【古本屋のショートショート】 青

カーブに差し掛かって、ちょうど真正面に見えた群青の海は、
ボンネットからの熱を受けて入道雲を揺らしている。

晴れた夏の海岸通りはとても渋滞していて、
思ったよりずっと時間がかかってしまった。

僕は右手に海を見ながら、のろのろと、
機嫌の悪い、古いポルシェをなだめすかして、
君の家へと昇る小道の角を曲がった。

長い駐車場のような国道を離れると、突然、緑深い小路になる。
窓を開けたら、蝉の声が溢れているだろう。
舗装がでこぼになった、木々のトンネルをゆっくりと抜けると、
君の住む古風な日本家屋に、やっと辿りついた。

エンジンの温度がすこし高くなりすぎたのを気にしながら、
イグニッションを切る。すっかり熱くなった空冷エンジンは
キンキンと金属音を鳴らして不機嫌さを表現している。

そのとき、門の格子戸が開き、君の白い顔が目に入ってきた。
君は涼しげな紺紬で、僕を迎えてくれた。

初めて見る着物姿に少しの間、驚いていたのだろう。
君の目がいたずらそうに笑いながら、問いかけてくる。

「やあ・・・その、とても綺麗だ。」

ぼくは言葉を捜しながら言ったものだから、喉にひっかかって
おかしな声になってしまい、すこし慌てた。
君はそれを笑うと、「さあ、どうぞ、おあがり下さい」と、
とても丁寧な言葉と、完璧に穏やかな笑顔で僕を迎えた。

うっそうと暗い家の中に目が慣れると、
案内しながら数歩先を歩く君の、
足袋の白さがぼんやりと浮き上がる。

手入れの行き届いた黒板の廊下を進み、縁側のある部屋に通された。

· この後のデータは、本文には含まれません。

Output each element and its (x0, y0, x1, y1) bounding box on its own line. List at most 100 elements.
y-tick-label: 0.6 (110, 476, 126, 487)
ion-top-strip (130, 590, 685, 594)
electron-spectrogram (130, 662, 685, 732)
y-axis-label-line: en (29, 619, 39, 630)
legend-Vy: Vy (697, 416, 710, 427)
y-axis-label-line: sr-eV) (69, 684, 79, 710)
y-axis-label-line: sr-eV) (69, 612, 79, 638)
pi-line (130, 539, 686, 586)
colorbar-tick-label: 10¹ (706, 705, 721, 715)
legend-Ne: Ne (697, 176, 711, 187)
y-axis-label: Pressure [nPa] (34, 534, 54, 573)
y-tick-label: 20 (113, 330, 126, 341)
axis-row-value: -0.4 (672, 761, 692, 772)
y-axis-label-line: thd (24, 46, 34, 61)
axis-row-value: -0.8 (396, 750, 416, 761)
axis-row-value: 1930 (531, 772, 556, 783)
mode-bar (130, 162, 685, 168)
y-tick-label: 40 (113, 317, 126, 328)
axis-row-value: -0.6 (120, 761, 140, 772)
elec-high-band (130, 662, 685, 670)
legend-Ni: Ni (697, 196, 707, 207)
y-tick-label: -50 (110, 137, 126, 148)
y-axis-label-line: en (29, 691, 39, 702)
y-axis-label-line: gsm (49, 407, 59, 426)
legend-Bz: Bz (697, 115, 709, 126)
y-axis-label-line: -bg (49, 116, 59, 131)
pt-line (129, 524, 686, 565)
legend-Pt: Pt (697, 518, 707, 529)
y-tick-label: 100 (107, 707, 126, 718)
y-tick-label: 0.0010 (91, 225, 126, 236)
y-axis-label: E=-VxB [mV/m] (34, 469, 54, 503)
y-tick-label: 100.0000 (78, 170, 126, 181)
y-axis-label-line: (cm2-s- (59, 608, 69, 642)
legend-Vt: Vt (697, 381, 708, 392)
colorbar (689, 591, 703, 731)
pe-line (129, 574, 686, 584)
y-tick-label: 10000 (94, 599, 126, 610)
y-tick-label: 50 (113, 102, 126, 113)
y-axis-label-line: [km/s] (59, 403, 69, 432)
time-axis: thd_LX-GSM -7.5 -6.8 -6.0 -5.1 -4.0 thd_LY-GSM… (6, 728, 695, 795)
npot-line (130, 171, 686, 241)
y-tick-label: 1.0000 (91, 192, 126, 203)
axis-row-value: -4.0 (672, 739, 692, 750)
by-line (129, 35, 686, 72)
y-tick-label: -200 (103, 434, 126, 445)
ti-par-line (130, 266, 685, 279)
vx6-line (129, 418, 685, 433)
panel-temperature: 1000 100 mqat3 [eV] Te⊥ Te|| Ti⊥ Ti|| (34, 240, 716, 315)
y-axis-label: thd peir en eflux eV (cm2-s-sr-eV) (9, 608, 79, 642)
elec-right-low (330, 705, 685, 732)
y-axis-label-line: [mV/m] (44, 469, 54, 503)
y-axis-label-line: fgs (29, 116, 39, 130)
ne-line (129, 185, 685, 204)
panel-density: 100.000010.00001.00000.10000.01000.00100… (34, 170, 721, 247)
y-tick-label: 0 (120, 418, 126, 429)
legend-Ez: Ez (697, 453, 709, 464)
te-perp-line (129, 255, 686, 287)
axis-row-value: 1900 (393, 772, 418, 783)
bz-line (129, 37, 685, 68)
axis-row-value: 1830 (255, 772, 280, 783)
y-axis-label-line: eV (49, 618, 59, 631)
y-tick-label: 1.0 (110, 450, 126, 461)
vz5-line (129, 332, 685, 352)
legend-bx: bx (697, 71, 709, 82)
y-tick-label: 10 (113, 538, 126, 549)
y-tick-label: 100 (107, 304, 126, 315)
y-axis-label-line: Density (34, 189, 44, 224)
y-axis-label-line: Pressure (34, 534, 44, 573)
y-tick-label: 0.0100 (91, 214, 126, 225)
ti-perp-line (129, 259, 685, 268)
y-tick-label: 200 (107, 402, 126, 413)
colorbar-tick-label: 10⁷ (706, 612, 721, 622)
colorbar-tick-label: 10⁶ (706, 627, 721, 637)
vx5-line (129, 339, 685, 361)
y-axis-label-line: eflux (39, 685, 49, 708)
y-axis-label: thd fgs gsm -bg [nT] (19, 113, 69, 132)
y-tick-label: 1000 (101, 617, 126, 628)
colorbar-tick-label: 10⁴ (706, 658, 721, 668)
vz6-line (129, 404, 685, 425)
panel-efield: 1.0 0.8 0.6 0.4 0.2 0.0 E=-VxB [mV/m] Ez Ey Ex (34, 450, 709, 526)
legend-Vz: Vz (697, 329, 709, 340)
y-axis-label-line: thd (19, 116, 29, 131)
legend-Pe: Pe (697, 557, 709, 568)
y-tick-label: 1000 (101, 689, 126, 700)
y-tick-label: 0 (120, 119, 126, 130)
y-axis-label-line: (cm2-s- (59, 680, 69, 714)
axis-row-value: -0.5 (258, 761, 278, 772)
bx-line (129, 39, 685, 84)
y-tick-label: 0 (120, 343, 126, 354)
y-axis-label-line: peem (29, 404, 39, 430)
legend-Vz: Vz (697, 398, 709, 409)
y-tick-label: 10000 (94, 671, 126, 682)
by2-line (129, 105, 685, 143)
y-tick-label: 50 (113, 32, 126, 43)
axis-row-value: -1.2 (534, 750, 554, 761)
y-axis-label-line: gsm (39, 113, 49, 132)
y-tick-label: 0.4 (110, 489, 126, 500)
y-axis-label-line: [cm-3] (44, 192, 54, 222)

涼しく、風の吹き抜ける、部屋の縁側越しには、眩い水平線と、
さっきまで僕が参加していた渋滞の続く国道が浮き上がって見える。

狂おしい夏の光を、平然と受け止め、この家だけが超然として、
落ち着いた暗さを守っているように感じる。

「今日はゆっくりしていくんでしょ?」

「うん、そのつもりで来たよ。」

「よかった、御飯の用意をしてあるの。」

「おお、それは素敵だ。」

さらりとした肌触りの、麻の座布団に腰をおろすと、
蝉の声に入れ替わって葉擦れの音が聞こえ、
硝子の風鈴が「りん・・」と鳴った。

衣擦れの音をまとわせて、君が盆を掲げて戻ってきた。

紺の紬。襟もとから細いうなじにかけてのほっそりとした線が、
いつも快活な彼女を、今日は別人に見せている。

「着物、とても似合っている」

「ありがとう。やっと着付けにも慣れてきたのよ」

そういいながら、彼女は右手の袖を押さえて、ぼくの前に
切子硝子の猪口を差し出し、揃いの徳利で酒を注いでくれた。

酌を受けているうちから、よく冷えているのがわかる。
口に含むと、すっきりとした味と、馥郁たる樽の香りが昇る。
僕はほっとして、そして、気がついて肩の力を抜いた。

君はそんな僕の様子を、なんだか面白そうに見ている。

涼しげに霜をまとった、切子硝子の徳利。
その深い紺色のなかに、絶妙な大きさに、
鋭く刻み込まれた格子模様。
素通しの首に、明るい夏空のブルーが映って、光った。